А вот зрение… Ему придают слишком большое значение. Большинство удавов днем почти не видят. Вместо зрения они полагаются на чуть ли не сверхъестественное обоняние и ощущение вибраций. Тео это понимал. Самых больших успехов он добился в темноте, когда закутывался в клеенку, которой художники устилают во время работы пол, и стоял в шкафу мотеля – неподвижно, словно висящее на вешалке пальто. Если не использовать зрение, то включаются другие органы чувств. В крошечном помещении нарастают тактильные ощущения, и это опьяняет и возбуждает. Мягкое дыхание женщины. Позвякивание ее сумочки. Тихие беззаботные шаги от кровати до ванной комнаты. Она не осознает, что делит кислород со своим убийцей.
Сейчас он испытывал те же ощущения.
Рай-Рай, вероятно, никак не мог решиться, потому что голос Лены прозвучал громче:
– Рай, рассказывай.
Она дышала неровно и тяжело. Но Тео напомнил себе: это не кадры из фильма Стивена Спилберга «Супер 8», и она не тупая бродяжка с героиновыми шприцами в сумочке. Лена была борцом, воинственной и полной решимости маленькой азиаткой, как и ее сестра, и после перестрелки у нее в крови все еще продолжал бурлить адреналин. В своем мире она вышла живой из перестрелки у кораля «О-Кей»[22]. Но, прикинувшись мертвым, Тео немного отдохнул, и теперь ему требовалось выбрать момент для контратаки. Не удостоверившись, что он мертв, Лена уже допустила критическую ошибку.
«Для этого боя ты совсем не годишься, – подумал он. – Не то что Кэмбри. Ты лишь ее тень».
Он чувствовал запах ее пота. Шампунь с ароматом зеленого яблока. Может, еще дезодорант, пахло свежим цветочным ароматом. Его жертвы всегда пахли приятно.
Наконец заговорил Рай-Рай.
– Он… он ужасный.
– Твой отец?
– Да, он ужасный.
«О себе говори, Рай-Рай», – он словно слушал надгробную речь о себе.
– Он, э-э… он убивает людей.
«Да ты что!»
– Не просто людей. Его цель – женщины.
«Неужели женщины чем-то хуже? А как же равенство полов?»
– Он их подбирал… э-э… – голос Рая дрожал, ему было не по себе. – На дорогах. Ездил по автострадам, от Чикаго до Остина и Мемфиса, кочующий демон в огромном грузовике.
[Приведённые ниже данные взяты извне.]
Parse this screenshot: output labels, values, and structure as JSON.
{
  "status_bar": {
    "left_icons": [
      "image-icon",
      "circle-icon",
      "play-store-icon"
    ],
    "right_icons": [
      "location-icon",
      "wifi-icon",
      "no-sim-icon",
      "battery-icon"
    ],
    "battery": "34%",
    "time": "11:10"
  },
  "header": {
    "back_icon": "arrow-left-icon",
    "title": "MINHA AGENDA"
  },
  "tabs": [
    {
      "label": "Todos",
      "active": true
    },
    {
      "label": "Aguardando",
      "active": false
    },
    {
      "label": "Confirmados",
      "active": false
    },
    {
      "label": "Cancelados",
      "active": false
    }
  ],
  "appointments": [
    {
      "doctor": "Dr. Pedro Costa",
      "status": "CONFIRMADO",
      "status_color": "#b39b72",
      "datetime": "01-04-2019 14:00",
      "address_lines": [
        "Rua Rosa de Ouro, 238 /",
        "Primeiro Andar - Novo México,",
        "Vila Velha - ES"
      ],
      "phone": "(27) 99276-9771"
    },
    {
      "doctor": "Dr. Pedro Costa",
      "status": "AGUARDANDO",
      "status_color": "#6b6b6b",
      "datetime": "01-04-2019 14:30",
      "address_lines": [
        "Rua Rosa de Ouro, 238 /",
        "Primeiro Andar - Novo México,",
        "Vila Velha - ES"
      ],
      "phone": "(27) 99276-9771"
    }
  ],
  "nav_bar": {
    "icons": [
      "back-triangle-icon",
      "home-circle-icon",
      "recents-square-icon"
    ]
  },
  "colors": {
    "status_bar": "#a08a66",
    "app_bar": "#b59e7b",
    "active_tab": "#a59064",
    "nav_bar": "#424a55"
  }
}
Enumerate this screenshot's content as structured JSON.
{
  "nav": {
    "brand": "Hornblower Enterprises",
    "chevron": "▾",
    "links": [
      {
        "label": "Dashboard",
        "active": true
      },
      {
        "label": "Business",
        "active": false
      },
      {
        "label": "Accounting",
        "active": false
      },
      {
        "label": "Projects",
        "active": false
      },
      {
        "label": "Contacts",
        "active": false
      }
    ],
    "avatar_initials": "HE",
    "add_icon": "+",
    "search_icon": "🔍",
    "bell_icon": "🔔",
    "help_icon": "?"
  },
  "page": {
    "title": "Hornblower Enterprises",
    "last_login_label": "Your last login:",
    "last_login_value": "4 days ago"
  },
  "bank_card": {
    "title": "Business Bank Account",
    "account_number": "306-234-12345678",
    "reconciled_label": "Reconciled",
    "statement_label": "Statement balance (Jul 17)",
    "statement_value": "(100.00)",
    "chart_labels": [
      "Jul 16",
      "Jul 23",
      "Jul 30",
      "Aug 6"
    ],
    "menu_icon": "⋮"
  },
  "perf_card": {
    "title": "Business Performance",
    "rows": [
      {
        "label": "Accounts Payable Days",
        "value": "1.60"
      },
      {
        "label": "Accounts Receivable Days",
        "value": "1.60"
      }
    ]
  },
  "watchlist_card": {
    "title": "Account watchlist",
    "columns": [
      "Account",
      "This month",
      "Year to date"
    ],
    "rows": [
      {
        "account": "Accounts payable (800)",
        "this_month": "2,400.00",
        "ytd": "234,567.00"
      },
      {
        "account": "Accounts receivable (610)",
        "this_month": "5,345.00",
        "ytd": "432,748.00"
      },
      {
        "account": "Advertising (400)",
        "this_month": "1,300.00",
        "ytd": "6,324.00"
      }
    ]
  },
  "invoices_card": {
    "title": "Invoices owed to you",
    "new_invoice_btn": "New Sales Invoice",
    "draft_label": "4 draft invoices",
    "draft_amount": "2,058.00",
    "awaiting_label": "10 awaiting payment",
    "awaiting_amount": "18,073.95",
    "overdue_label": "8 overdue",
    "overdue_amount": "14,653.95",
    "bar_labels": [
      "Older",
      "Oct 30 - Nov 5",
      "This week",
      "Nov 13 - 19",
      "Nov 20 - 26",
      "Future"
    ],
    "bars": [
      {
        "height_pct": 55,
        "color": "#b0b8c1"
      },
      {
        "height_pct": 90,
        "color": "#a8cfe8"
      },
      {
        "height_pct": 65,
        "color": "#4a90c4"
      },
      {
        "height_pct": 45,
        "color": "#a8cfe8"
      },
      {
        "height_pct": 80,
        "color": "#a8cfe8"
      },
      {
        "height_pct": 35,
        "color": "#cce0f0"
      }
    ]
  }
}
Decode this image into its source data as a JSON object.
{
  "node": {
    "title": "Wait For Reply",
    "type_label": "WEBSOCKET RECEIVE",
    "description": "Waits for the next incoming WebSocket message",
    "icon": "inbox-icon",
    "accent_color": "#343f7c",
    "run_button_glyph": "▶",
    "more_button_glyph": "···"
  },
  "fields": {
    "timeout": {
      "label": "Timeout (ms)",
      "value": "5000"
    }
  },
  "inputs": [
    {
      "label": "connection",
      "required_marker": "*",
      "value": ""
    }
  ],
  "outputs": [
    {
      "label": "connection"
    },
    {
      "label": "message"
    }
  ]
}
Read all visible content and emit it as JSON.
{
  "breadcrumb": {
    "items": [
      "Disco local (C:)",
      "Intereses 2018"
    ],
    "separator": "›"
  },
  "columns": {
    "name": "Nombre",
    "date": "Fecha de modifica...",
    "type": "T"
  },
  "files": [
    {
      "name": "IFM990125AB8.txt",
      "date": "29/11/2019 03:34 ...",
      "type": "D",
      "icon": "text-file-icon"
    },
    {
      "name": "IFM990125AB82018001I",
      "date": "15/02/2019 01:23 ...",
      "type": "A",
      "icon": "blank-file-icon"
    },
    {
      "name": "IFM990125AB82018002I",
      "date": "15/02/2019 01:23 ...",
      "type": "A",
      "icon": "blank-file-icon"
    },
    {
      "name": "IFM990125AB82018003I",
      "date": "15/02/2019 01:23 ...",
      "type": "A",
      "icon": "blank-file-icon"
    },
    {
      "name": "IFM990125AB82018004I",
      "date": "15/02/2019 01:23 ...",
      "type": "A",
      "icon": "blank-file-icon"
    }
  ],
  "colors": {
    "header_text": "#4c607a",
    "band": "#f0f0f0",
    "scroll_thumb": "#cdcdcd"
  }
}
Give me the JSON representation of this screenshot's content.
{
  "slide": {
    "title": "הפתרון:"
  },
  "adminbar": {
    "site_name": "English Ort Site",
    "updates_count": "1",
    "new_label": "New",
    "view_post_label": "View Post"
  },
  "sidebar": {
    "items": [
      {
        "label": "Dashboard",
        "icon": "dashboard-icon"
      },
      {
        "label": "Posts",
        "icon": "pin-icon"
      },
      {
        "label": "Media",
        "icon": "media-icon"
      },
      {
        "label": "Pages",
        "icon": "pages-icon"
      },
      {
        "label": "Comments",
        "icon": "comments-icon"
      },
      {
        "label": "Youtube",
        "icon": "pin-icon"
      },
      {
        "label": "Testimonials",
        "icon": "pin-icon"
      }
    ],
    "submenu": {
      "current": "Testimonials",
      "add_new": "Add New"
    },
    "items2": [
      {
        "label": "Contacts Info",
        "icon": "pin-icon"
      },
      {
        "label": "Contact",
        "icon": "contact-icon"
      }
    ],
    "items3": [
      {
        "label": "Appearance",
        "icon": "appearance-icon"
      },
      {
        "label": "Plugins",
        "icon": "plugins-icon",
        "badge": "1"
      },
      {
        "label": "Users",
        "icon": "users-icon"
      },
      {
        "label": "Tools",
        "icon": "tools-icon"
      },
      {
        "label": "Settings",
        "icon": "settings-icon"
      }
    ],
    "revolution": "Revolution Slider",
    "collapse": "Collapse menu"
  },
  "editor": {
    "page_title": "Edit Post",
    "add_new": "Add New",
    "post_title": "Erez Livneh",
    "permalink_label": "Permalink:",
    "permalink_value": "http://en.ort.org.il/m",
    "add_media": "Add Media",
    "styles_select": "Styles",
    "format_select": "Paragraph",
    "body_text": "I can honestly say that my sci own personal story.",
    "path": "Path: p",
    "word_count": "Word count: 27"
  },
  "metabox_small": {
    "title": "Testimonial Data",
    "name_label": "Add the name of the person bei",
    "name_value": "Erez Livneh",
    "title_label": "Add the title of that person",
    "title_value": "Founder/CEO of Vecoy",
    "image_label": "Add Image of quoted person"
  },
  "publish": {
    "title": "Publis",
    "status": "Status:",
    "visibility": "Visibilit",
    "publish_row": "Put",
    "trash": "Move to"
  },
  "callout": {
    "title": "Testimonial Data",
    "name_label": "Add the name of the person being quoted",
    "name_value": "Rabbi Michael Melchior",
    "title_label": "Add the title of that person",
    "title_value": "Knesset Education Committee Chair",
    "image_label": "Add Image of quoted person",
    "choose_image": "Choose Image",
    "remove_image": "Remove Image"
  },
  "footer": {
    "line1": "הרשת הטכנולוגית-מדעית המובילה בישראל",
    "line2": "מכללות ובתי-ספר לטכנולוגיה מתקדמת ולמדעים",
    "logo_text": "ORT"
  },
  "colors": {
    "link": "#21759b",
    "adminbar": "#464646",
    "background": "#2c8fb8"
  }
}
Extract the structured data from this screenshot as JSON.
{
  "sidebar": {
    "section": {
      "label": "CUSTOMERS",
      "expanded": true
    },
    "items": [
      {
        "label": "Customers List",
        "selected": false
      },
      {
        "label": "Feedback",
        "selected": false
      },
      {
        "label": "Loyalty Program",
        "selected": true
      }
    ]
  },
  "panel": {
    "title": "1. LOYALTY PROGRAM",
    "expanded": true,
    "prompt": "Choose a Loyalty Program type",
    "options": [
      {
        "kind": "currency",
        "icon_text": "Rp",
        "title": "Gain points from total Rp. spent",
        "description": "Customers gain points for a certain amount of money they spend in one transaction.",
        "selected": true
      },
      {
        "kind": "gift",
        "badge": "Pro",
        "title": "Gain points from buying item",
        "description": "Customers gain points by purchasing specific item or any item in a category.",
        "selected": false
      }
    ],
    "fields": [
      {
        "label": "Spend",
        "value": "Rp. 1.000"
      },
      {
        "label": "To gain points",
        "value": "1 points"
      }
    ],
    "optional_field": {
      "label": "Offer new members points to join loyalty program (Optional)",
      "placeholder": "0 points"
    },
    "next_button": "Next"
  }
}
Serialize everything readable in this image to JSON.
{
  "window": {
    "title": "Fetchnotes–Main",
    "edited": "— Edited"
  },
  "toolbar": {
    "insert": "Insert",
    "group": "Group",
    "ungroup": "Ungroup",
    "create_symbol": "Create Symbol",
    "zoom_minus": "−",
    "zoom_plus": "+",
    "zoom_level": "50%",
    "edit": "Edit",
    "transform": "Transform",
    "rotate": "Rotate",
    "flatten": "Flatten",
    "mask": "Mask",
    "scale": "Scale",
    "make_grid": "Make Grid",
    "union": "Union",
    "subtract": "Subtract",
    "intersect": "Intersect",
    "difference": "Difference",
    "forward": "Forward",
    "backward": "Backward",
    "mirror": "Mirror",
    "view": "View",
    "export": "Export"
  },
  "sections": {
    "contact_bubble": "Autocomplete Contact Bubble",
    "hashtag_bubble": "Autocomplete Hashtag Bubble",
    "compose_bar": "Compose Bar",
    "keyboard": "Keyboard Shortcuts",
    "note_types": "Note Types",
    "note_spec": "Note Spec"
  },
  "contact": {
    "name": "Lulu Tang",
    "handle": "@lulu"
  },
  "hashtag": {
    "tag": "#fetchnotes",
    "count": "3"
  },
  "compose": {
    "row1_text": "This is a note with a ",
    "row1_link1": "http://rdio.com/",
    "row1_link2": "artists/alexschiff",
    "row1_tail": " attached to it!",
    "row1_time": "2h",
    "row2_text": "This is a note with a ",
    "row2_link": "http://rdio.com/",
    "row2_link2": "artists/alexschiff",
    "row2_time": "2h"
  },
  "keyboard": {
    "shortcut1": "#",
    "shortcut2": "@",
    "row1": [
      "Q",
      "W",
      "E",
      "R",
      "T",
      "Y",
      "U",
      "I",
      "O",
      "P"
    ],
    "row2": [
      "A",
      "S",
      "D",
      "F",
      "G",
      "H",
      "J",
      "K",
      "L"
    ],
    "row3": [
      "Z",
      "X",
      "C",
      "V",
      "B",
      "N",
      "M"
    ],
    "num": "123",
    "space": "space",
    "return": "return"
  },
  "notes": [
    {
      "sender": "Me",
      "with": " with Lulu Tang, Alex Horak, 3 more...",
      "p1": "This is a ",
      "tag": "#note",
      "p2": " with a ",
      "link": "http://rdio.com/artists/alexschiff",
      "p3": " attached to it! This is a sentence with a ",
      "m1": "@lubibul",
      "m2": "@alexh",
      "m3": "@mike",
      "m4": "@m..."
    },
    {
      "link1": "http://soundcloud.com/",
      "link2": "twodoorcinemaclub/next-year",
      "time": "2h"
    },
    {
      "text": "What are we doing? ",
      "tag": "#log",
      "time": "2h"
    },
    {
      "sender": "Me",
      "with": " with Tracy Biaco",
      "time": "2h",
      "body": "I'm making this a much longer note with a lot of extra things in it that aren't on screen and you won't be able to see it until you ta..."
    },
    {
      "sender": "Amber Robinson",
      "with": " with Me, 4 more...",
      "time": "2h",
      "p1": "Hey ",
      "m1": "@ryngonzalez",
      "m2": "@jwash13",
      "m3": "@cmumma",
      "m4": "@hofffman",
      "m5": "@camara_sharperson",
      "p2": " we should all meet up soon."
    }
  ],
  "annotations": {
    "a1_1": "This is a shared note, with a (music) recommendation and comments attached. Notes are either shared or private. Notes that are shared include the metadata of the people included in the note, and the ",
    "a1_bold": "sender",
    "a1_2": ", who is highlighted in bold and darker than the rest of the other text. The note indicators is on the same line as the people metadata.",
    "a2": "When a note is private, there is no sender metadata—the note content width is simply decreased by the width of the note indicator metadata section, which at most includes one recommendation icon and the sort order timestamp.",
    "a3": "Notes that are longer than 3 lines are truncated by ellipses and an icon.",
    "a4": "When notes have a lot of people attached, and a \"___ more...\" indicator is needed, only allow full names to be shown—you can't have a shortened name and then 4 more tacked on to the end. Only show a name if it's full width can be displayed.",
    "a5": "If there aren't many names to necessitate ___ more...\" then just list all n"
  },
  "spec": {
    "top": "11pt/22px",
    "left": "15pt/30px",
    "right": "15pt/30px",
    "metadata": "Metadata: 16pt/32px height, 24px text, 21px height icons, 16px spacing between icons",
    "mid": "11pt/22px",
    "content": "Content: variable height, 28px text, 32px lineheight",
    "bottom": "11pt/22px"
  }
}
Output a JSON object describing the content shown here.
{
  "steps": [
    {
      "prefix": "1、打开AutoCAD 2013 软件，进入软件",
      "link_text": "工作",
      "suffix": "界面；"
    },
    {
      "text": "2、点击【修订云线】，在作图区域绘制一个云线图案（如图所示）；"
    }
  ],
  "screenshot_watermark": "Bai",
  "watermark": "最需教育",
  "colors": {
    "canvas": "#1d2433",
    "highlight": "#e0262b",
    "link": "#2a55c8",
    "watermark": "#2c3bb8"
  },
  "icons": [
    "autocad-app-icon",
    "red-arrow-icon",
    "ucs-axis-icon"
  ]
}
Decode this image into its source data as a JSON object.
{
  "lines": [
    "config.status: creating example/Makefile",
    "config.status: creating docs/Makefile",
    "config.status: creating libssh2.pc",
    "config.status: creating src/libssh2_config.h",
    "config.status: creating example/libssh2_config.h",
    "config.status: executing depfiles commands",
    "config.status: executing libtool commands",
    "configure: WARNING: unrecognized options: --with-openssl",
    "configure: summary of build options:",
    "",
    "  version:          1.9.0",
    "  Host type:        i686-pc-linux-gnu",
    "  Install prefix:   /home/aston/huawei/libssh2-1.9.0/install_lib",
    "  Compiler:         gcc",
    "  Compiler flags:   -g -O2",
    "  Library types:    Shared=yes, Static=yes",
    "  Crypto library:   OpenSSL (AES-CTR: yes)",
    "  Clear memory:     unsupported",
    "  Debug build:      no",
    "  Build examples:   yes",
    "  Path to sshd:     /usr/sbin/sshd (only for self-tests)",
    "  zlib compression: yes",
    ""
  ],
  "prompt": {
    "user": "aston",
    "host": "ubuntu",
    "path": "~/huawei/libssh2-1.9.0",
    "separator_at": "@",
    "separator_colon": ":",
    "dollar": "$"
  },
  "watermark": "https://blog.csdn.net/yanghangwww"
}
Он предлагал помочь девушкам, попавшим в трудную ситуацию, автостопщицам, пьяным подросткам, которые просто хотели доехать домой. Если ему не удавалось заманить их в грузовик, то он выяснял, где они будут находиться следующей ночью. Он называл их «бродяжками». Молодых девушек с проблемами, живущих в своей машине, убегающих от трудного прошлого… тех, кто легко мог исчезнуть и кого потом никто никогда не найдет.
«Не гадь у себя на заднем дворе. Сколько раз тебе говорил».
– Помню нам с братом было пять-шесть лет, мы играли в приставку. Выйдя из своей мастерской, он зашел к нам. С головы до пят он был в плаще. В нем он напоминал ходячий труп в мешке – в такой упаковывают тела. Он жутко испугал нас. Я спросил его, что он делает. И, не моргнув глазом, он улыбнулся крокодильей улыбкой, а потом сквозь респиратор ответил дурацким голосом: «Сынок, я Пластикмен!»
Тео этого не помнил. Но ему стало на душе странно приятно оттого, что помнил Рай-Рай.
– Словно супергерой, – продолжал Рай-Рай. – Как Кларк Кент, исчезающий в телефонной будке. Для меня стало нормой, что отец иногда исчезает. Ведь он Пластикмен.
Он стал говорить более мрачным тоном. Словно солнце зашло за облака.